China’s Exports: A Brief Overview.

Dani Rodrik, a famous Harvard international economics professor, wrote an article titled “What’s So Special About China’s Exports” in the China and World Economy Journal.

Rodrik posits that taking a country’s per-capita GDP level and comparing it to the quality of its products exported (using internationally accepted 6-digit commodity indicators), then comparing the results to the per-capita GDP of like-quality exporting nations, one can assess whether or not a country is performing above or below expected technological levels. He refers to the product quality / PPP ratio as the EXPY ratio.

In other words, is China exporting more advanced levels of product than its per-capita GDP indicates is reasonable? His research, which is well explained and appears very accurate on its face, indicates that China has not only advanced at a high rate since opening its doors in the late 70s, but has actually risen to a level of productive know-how that far surpasses where it should be in relation to its per-capita GDP. China’s protection of its domestic market, attractive labor costs, low fixed capital costs, policies requiring joint venture agreements from sources of FDI and the tax breaks afforded to foreign investors all led to the development of productive capabilities that far overshot expectations given its income levels.

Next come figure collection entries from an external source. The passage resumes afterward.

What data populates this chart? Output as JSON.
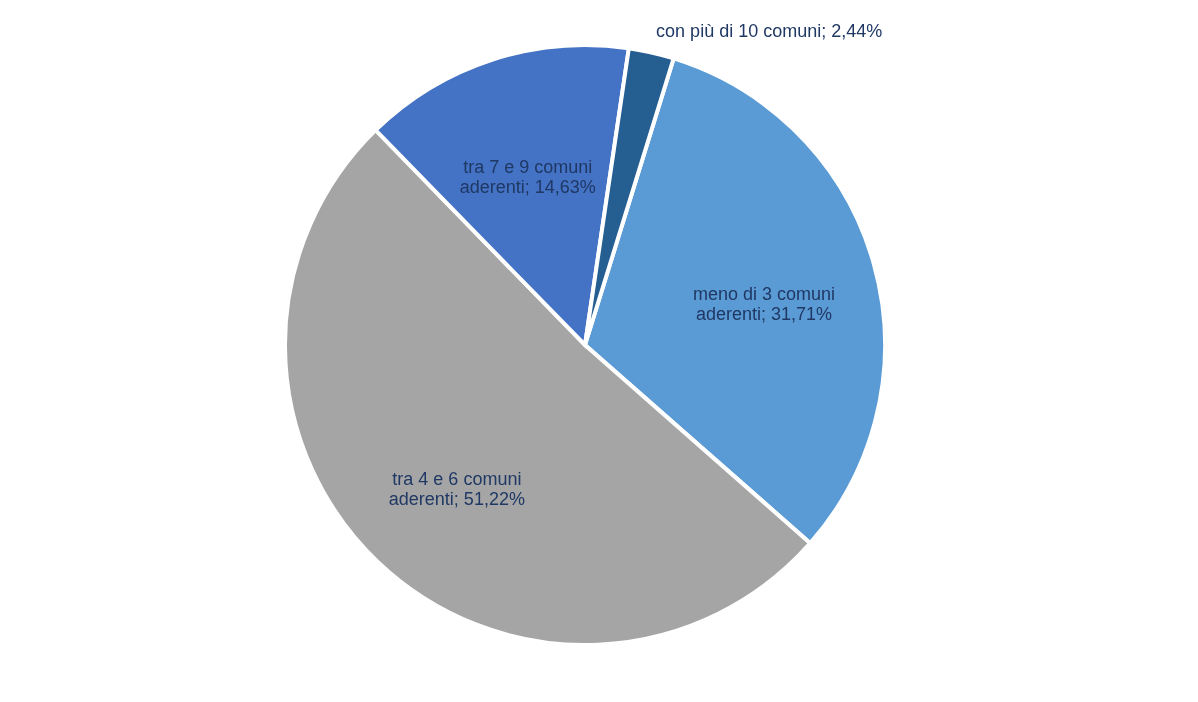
{
  "chart_data": {
    "type": "pie",
    "categories": [
      "meno di 3 comuni aderenti",
      "tra 4 e 6 comuni aderenti",
      "tra 7 e 9 comuni aderenti",
      "con più di 10 comuni"
    ],
    "values": [
      31.71,
      51.22,
      14.63,
      2.44
    ],
    "colors": [
      "#5b9bd5",
      "#a5a5a5",
      "#4472c4",
      "#255e91"
    ],
    "value_labels": [
      "31,71%",
      "51,22%",
      "14,63%",
      "2,44%"
    ],
    "legend": false
  }
}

Fundamentally, a country that exports products at increasingly higher technologically-advanced levels will experience higher per-capita GDP and a more stabilized market. But he argues at the end of the article that China will soon reach a glass ceiling of sorts as its ability to continue producing more advanced-quality products will require higher levels of entrepreneurial R&D and better IPR protections than the country currently offers. Government policies will need to change in order for China’s growth to avoid stagnating.

I firmly agree with Rodrik’s arguments regarding China’s development. I believe that understanding the history of China’s economic policy makes determining challenges to its continued development and the steps it must necessarily take to remain competitive an easier task. Looking at Rodrik’s assessment of China’s current quality-level of productivity in relation to its per-capita income points to a need for economic policies more aligned with a fully-developed country than one still maturing. This indicates that over the next decade, should China want to maintain a minimum growth rate of 6.5% (stated as necessary by government officials to continue providing new jobs for its migrating work force) it must focus on introducing policies more protective of IPR issues and supportive of R&D initiatives.

Cited Works:
“What’s So Special About China’s Exports?” China & World Economy, vol. 14. no. 5, September-October, 2006, 1-19.